Overall, although there seem to be some fields where virtue assessment and categorisation are appropriate, it’s important to be aware of the potential of categorisation to cause stigma. For this reason, virtue assessments and character labels should be applied with care. If causation is taken, it seems possible to apply Aristotelian virtue theory without having to blame particular people as vicious or weak-willed. A sensitive application of virtue theory in psychology is also consistent with advice from virtue theorists regarding moral evaluation. For instance, we should note that most people fall short of full virtue, and that virtue is an ideal we should all strive towards as a community (Aristotle, ca. 350 B.C.E./2020). Further, Van Zyl (2019) cautions against using a virtue- and vice-framework to judge the actions and characters of other people, as this can amount to being judgemental and hypocritical. Instead, we should focus on improving our own character.

3 Conclusion

In conclusion, Positive Psychology is a relatively new science that faces challenges and criticism. In particular, the most popular classification of strengths and virtues, the VIA-IS, has been criticised for lacking a strong conceptual foundation, thereby undermining the status of Positive Psychology as a respected science (Efendic & Van Zyl, 2019; Van Zyl et al., 2023). In this paper, we have proposed that positive psychologists should respond to these criticisms by engaging in interdisciplinary work on virtue measurement. They can do this by working alongside philosophers (and perhaps scholars from other disciplines) to create measurements based on Aristotelian virtue theory. An interdisciplinary approach may be particularly helpful in terms of developing empirical models that are theoretically accurate. This will also help in designing appropriate methodology, as the important aspects of Aristotelian virtue theory will be more apparent. Given the complexity and nuance of Aristotelian virtue theory, a careful approach to virtue measurement must be taken. For this reason, we have suggested analyses to help guide researchers in validating and investigating new virtue assessments. These analyses include innovative techniques such as Rasch analysis ESEM, LPA and Network analysis.

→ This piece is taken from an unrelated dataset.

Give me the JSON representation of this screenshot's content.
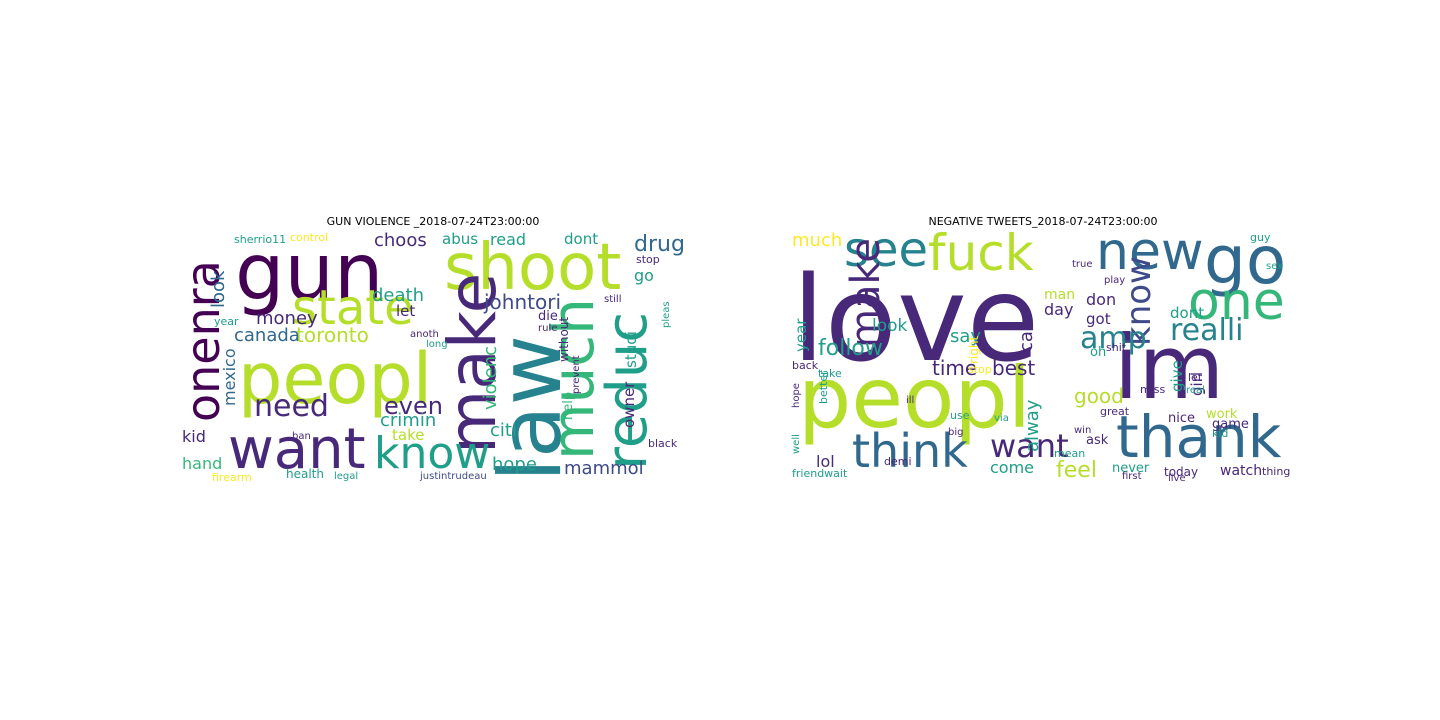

Despite the promise of the Aristotelian approach to virtue, care must be taken to avoid causing stigmatisation and harm (Burr & Dick, 2021; Thompson, 2018). For this reason, future research should follow appropriate ethical guidelines, while also interpreting their findings in respect to cultural contexts. Future research can also focus on investigating ‘burdened virtues,’ that is, virtues that are restrained by oppression and unfortunate social circumstances (Tessman, 2005). Such work, we argue, will help to maintain a high standard of science, reduce harm to individuals, and promote well-being. Overall, taking an Aristotelian approach to virtue is promising, as it will lead to new and beneficial instruments that will help scholars understand virtue, flourishing and well-being. The creation of new and rich virtue measurements will also be useful for designing interventions aimed at helping people develop virtue. As such, additional work, involving the careful reflection of critiques of Positive Psychology, can help the discipline advance as a science, promoting a reputation of rigor and effectiveness.